I ordered the first PSU that Tyree posted (it had a $20 mail in rebate, making it cheaper than the less-powerful one I posted, thanks for that). Thanks a lot for the help guys, I'll post back once I install the new PSU and see if my problems have gone away.

I kinda have a feeling it may have damaged my video card though. It's been set up this way for about a year now


----------



## Dietomaha

*Re: Monitor randomly goes to sleep*

I'm extremely sad to report that the new PSU did not fix the problem. So short of that, what else could it be?

Not that I really have the money to fix it now after buying the new PSU...


----------



## Rich-M

*Re: Monitor randomly goes to sleep*

Well now whats left leaves the video card the next in line as the cause. I mean it would be easy to see the poor psu blew the video card over time. By any chance does your pc have onboard video as well as the 9800 video card?


----------



## Dietomaha

*Re: Monitor randomly goes to sleep*

It does. I was planning on using that as the next step, would I be able to simply swap the cord once the monitor goes to sleep again, or should I do it a different way?


----------



## JimE

*Re: Monitor randomly goes to sleep*

Power off the PC, turn off the monitor, move the cable from the video card to the onboard video output, then uninstall (ie: remove) the video card. Boot up and test.


----------



## Rich-M

*Re: Monitor randomly goes to sleep*

Right you have to remove the video card to use the onboard.

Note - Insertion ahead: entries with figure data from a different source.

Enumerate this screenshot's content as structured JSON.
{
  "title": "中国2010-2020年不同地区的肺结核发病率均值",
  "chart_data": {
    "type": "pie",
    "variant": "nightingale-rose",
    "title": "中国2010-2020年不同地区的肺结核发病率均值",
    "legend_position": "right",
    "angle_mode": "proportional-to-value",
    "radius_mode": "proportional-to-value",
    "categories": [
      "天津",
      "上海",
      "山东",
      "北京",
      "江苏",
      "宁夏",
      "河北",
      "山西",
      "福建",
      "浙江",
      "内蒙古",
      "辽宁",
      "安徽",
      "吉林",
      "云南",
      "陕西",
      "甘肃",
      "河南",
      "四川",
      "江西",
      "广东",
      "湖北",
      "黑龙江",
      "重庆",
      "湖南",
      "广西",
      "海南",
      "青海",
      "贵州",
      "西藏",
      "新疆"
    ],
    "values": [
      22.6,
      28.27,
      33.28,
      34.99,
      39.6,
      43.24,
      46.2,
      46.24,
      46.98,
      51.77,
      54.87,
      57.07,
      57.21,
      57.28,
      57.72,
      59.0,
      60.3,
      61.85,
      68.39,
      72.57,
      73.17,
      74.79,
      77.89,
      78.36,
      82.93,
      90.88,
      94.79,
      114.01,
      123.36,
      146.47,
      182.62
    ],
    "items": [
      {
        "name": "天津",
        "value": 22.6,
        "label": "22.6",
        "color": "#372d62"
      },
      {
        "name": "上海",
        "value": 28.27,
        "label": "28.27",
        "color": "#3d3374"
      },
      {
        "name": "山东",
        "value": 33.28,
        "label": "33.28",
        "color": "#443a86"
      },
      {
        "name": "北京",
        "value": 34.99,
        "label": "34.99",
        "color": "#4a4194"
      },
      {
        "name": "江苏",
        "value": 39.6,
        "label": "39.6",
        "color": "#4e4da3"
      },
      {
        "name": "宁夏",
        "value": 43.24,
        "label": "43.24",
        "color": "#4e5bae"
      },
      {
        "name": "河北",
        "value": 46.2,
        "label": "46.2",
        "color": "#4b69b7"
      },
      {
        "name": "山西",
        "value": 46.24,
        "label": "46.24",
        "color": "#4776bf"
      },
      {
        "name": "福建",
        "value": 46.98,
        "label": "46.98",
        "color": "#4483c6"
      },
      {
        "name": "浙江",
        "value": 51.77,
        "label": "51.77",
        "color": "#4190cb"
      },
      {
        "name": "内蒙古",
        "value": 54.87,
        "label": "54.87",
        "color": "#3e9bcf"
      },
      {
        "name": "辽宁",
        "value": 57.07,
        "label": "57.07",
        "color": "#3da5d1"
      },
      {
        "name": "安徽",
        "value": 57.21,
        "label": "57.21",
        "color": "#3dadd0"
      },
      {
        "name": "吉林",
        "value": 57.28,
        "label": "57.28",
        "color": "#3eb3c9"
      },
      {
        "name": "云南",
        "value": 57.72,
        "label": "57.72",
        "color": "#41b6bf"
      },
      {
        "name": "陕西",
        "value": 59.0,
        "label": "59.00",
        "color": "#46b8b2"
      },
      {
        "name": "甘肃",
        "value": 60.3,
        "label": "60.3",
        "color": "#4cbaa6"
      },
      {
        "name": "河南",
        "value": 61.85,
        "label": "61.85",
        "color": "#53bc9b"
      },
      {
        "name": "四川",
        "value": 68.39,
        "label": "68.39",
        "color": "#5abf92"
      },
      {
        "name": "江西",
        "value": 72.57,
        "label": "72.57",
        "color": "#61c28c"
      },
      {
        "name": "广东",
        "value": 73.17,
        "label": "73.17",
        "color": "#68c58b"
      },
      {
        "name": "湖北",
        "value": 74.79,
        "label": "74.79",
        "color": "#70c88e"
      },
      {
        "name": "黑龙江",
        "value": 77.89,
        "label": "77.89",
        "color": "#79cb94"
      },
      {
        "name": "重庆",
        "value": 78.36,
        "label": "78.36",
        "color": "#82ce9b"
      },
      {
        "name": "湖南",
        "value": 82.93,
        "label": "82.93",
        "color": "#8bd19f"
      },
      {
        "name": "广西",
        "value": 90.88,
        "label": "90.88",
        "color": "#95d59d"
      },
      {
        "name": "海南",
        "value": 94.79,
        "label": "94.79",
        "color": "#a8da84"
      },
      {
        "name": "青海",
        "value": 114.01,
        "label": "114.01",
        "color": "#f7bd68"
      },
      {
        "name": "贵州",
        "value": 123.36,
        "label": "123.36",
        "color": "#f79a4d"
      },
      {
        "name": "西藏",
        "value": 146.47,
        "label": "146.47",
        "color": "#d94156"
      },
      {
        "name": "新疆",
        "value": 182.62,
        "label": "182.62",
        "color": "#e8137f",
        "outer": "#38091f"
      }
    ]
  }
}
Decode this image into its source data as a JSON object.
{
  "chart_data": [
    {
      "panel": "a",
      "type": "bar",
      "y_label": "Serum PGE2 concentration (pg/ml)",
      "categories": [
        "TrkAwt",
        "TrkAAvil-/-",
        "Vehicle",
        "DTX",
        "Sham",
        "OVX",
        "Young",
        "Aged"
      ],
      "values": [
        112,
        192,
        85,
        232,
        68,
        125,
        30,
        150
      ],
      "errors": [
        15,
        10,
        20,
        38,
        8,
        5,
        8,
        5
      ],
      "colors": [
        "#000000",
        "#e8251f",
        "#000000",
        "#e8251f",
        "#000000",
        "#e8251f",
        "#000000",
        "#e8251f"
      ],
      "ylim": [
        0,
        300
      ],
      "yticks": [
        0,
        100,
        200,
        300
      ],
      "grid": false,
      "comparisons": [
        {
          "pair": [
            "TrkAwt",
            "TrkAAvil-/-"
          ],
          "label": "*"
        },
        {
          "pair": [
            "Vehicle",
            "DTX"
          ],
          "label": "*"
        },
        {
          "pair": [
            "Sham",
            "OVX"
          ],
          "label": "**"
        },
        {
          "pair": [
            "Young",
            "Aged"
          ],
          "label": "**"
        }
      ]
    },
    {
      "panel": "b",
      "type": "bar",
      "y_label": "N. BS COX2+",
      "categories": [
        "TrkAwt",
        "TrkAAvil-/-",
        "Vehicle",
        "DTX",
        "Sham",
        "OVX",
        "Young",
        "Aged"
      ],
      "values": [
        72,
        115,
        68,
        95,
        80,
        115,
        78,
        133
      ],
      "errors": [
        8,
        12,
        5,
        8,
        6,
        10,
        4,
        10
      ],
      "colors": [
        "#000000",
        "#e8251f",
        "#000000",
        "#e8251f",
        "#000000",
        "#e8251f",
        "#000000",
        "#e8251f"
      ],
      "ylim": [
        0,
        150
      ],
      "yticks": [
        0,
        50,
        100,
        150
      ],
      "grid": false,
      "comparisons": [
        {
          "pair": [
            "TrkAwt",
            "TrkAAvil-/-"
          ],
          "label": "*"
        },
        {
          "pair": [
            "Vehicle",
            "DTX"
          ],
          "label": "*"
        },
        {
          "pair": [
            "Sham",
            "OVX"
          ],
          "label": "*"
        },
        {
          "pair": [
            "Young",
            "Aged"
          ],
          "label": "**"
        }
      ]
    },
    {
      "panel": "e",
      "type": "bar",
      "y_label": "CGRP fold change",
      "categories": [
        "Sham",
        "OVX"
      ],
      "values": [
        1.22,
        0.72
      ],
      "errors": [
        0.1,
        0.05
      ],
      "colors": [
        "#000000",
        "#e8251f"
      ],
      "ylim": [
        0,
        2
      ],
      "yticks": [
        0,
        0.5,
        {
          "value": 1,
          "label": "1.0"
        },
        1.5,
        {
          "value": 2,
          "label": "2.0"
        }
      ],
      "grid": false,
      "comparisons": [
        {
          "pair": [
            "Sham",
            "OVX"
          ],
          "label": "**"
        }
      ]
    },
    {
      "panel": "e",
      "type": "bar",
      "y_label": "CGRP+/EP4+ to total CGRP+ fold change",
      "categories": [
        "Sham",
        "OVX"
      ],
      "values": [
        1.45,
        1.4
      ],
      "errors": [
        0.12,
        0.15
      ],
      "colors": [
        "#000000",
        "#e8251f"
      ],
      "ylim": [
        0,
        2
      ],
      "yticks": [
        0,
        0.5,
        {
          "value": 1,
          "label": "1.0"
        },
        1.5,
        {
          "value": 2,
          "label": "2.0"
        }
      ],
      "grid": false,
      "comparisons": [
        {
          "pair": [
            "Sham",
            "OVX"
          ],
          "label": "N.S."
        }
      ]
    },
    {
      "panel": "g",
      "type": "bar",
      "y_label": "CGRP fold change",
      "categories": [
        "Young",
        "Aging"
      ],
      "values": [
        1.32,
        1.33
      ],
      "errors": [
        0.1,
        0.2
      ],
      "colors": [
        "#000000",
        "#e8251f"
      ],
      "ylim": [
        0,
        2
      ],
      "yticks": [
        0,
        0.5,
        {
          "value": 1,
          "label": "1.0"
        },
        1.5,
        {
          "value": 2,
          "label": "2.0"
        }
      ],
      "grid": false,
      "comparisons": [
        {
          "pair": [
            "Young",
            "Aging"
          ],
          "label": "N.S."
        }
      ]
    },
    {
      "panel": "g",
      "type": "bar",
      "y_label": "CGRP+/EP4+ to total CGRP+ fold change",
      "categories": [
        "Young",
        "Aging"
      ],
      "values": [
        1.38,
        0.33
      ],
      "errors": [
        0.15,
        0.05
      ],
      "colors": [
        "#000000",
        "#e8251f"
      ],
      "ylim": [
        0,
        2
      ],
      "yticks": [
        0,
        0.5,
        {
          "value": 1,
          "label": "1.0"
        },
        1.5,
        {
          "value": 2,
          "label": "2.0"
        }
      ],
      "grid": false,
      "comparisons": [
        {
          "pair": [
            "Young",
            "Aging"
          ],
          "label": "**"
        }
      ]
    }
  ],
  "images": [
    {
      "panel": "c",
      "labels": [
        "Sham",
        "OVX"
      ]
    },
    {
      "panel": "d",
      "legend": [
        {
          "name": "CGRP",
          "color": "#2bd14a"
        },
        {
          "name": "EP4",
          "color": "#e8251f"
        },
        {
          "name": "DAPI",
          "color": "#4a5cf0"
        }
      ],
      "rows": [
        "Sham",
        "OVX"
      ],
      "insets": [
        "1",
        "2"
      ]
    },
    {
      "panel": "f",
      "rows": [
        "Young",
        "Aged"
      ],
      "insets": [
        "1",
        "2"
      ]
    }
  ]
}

Before doing that I would check the bios priorities so that video is set for pci "when present" which means onboard will work when pci card is
not present.


----------



## Dietomaha

*Re: Monitor randomly goes to sleep*

I haven't had a chance to test it today, but I will early tomorrow and report back. In the meantime, could you guys recommend a video card equivalent to a 9800 GT (or higher) for a good price? I'm on a SUPER tight budget after replacing the PSU, but I'm fairly certain the video card is failing.

Thanks!


----------



## Rich-M

*Re: Monitor randomly goes to sleep*

This should do nicely:
Newegg.com - EVGA 01G-P3-1441-KR GeForce GT 440 1024MB (Fermi) DUAL DVI PCI Express 2.0 x16 Video Card


----------



## Dietomaha

*Re: Monitor randomly goes to sleep*

Welp, I got my new video card today. Plugged it in, tried to play a game with it, and the same crash happened.

I was looking at the HWMonitor and the fan isn't coming on on the video card, so the card is running especially hot.

http://i.imgur.com/KLasB.jpg

Is this card not working properly, or is there some way to turn on the fan that maybe I missed...?


----------



## JimE

*Re: Monitor randomly goes to sleep*

Video card brand/model? If the card has a power connector, do you have it connected? Did you upgrade the power supply? As noted above, the stock power supply is NOT powerful enough to support an addon video card.


----------



## Dietomaha

*Re: Monitor randomly goes to sleep*

I got a GeForce 450 GTS. I have an XFX 650 Watt power supply now as well.

This....was a false alarm, luckily. A wire from the power supply was stopping the fan from moving. Now that it's moving, it idles at about 55C and in games the highest it's gotten is about 70-75. So everything seems good now 

Thanks again for the help!


----------